Zur Klarstellung: Es gibt kein durch die Vereinten Nationen verbrieftes Recht auf Terror. Auch nicht im Kampf um Selbstbestimmung – in keinem einzigen Dokument. Auch nicht in einem aus dem Jahr 1988, in dem Palästina seine Eigenstaatlichkeit erklärt hat. Was es tatsächlich gibt, ist eine Resolution aus dem Jahr 2006 (1), die sich sehr deutlich gegen jeglichen Terrorismus ausspricht und entsprechende Maßnahmen gegen diesen einfordert.

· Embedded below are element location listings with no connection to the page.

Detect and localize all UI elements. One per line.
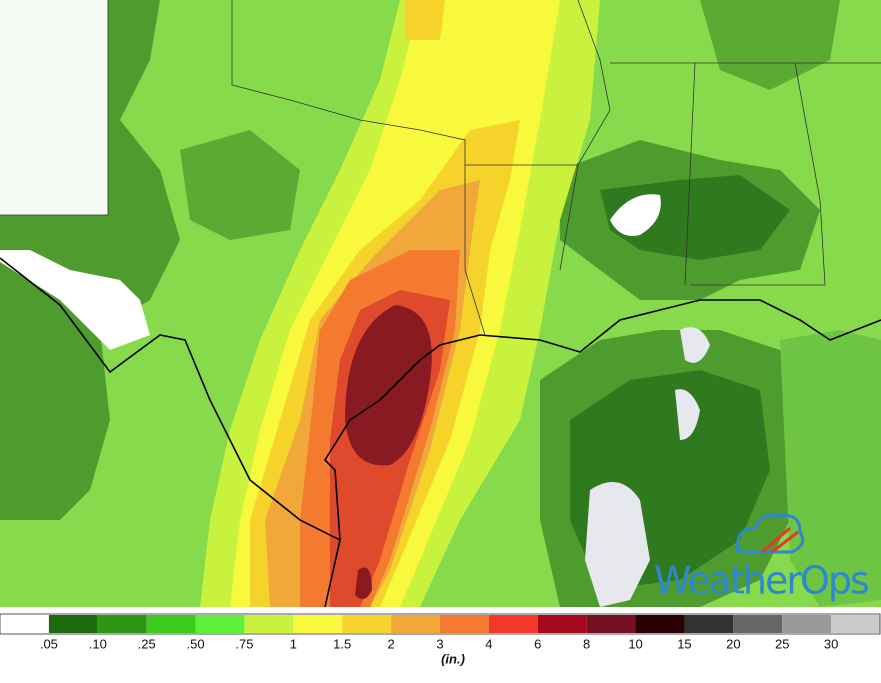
legend-label: .05 [40, 636, 58, 651]
legend-unit: (in.) [441, 651, 465, 666]
legend-swatch [0, 615, 49, 633]
legend-swatch [244, 615, 294, 633]
legend-swatch [342, 615, 392, 633]
legend-label: 6 [534, 636, 541, 651]
legend-frame [0, 613, 881, 635]
legend-swatch [391, 615, 440, 633]
legend-swatch [586, 615, 636, 633]
legend-label: 25 [775, 636, 789, 651]
legend-swatch [635, 615, 685, 633]
legend-label: .75 [235, 636, 253, 651]
legend-label: 20 [726, 636, 740, 651]
legend-label: .50 [187, 636, 205, 651]
legend-swatch [97, 615, 147, 633]
legend-swatch [537, 615, 587, 633]
legend-label: 10 [628, 636, 642, 651]
legend-swatch [733, 615, 783, 633]
legend-label: 4 [485, 636, 492, 651]
legend-label: 30 [824, 636, 838, 651]
legend-swatch [48, 615, 98, 633]
legend-label: .25 [138, 636, 156, 651]
legend-swatch [293, 615, 343, 633]
legend-swatch [488, 615, 538, 633]
legend-swatch [782, 615, 832, 633]
legend-label: 1 [290, 636, 297, 651]
legend-swatch [195, 615, 245, 633]
logo-text: WeatherOps [654, 559, 868, 603]
legend-label: .10 [89, 636, 107, 651]
logo-icon [735, 513, 805, 554]
legend-label: 8 [583, 636, 590, 651]
legend-swatch [831, 615, 880, 633]
legend-label: 1.5 [333, 636, 351, 651]
legend-swatch [146, 615, 196, 633]
legend-label: 3 [436, 636, 443, 651]
legend-swatch [440, 615, 489, 633]
legend-label: 15 [677, 636, 691, 651]
legend-swatch [684, 615, 734, 633]
legend-label: 2 [387, 636, 394, 651]
legend: .05 .10 .25 .50 .75 1 1.5 2 3 4 6 8 10 15 20 25 30 [0, 615, 880, 651]
precipitation-map: WeatherOps [0, 0, 881, 608]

Was da bei der Rutter-Demo in Wien öffentlich und ohne jeglichen Widerspruch verkündet wurde, war eine ganz offene Rechtfertigung des Massakers der Terrororganisation Hamas. Und es war folglich Antisemitismus pur, und zwar in seiner Israel-bezogenen Version, die sich gegenwärtig global bahnbricht und freilich auch bei der extremen Rechten, den originären Antisemit*innen, verfängt.